You may have enough freeboard to install a motor directly to the transom such as I did on my boat. The tricky part is always if it's high enough to get the motor completely out of the water while the boat is on plane running the main. It's good you got a longshaft so your motor is not sucking air in heavy, following seas. That is the reason most people need to use an actuating bracket. I do not have to use a bracket with my 6hp longshaft because the transom is so dipped for the main, which yours looks to be as well. 






Mine is only mounted to starboard of the main because of my swim platform.

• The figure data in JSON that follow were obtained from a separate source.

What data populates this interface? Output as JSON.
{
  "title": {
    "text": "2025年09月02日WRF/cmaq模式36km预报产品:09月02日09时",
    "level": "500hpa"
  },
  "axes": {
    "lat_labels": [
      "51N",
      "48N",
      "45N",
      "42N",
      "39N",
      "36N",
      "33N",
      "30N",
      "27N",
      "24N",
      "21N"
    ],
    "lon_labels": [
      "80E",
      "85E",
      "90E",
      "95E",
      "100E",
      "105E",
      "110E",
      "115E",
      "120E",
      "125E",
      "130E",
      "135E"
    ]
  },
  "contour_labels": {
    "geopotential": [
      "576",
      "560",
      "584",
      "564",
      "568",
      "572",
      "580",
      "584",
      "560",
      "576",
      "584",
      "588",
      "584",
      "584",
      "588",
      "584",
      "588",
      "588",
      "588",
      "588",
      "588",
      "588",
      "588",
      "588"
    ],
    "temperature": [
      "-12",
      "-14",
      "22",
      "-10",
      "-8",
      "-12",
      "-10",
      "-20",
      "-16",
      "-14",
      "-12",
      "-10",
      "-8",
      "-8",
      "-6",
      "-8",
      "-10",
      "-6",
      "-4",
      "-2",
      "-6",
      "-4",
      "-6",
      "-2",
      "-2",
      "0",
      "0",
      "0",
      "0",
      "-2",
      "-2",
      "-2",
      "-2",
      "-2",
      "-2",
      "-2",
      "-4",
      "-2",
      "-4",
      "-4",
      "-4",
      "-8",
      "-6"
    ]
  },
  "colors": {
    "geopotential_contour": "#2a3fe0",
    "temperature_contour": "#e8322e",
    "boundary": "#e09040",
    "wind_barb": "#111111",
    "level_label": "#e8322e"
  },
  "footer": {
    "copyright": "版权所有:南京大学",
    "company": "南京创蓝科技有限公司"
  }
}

You will be better off rigging up remote steering with it on the port side of the main as it seems you are planning by the picture.


----------



## mcganiel4N (Aug 27, 2018)

Thank you everyone for your replies.

My motor is 86 lbs per the pdf I found for it. I can carry it pretty easy so it must be that weight.  

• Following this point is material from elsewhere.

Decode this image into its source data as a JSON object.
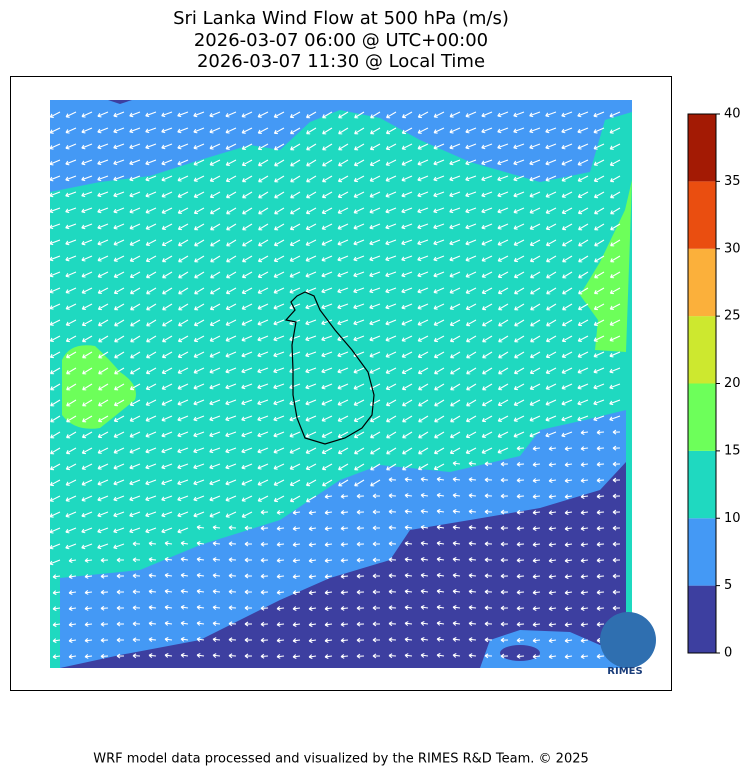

Any way I am going to be trailering this thing to all the reservoirs by me and don't want to have to take the motor off. Also i am not the richest person. I was looking at ebay and want something like below. I will have to make a bigger backing plate for th motor mount plate, also would like to make a backing plate for inside the transom but I want to make sure that I can tow with it on permanently. Will these things hold up to towing is my biggest concern? if not what brand will. Thanks for the help.

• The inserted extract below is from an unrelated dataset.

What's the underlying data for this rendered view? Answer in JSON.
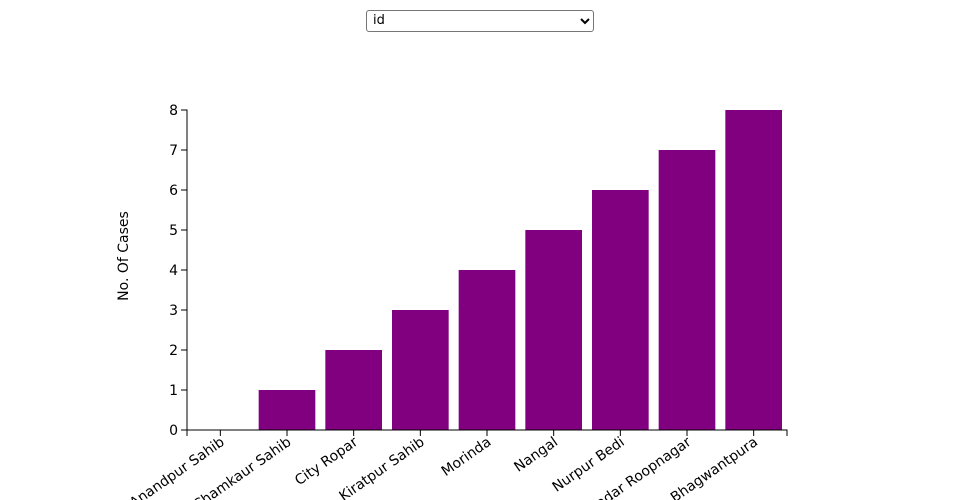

https://www.ebay.com/itm/Aluminium-Outboard-Motor-Bracket-Mount-7-5-20hp-Marine-Auxiliary-Heavy-Duty/173416880553?rt=nc&_trkparms=aid%3D555018%26algo%3DPL.SIM%26ao%3D2%26asc%3D52885%26meid%3D4e3e0bc7b84242d0a4a217a335bd7a98%26pid%3D100005%26rk%3D3%26rkt%3D12%26sd%3D173006838747%26itm%3D173416880553&_trksid=p2047675.c100005.m1851


----------



## jethro (Aug 27, 2018)

When I was researching a kicker for my last boat I would have had to use a plate and what I found was none of the actuating plates are suggested for trailering with the motor installed. That said, I have seen people doing it on kicker plates with the use of ratchet straps and whatnot.


----------



## mcganiel4N (Aug 27, 2018)

jethro said:


> When I was researching a kicker for my last boat I would have had to use a plate and what I found was none of the actuating plates are suggested for trailering with the motor installed. That said, I have seen people doing it on kicker plates with the use of ratchet straps and whatnot.


 


yep that is what i am going to have to do. thanks!!!


----------



## CedarRiverScooter (Aug 28, 2018)

4N - That is the bkt I installed. I added an extra link on each side to stiffen it up.(used alum angle).

I have a 4hp that I leave on ig while trailering, have it tied up solid so it doesn't bounce.

I would be leery of it unless it is reinforced.


----------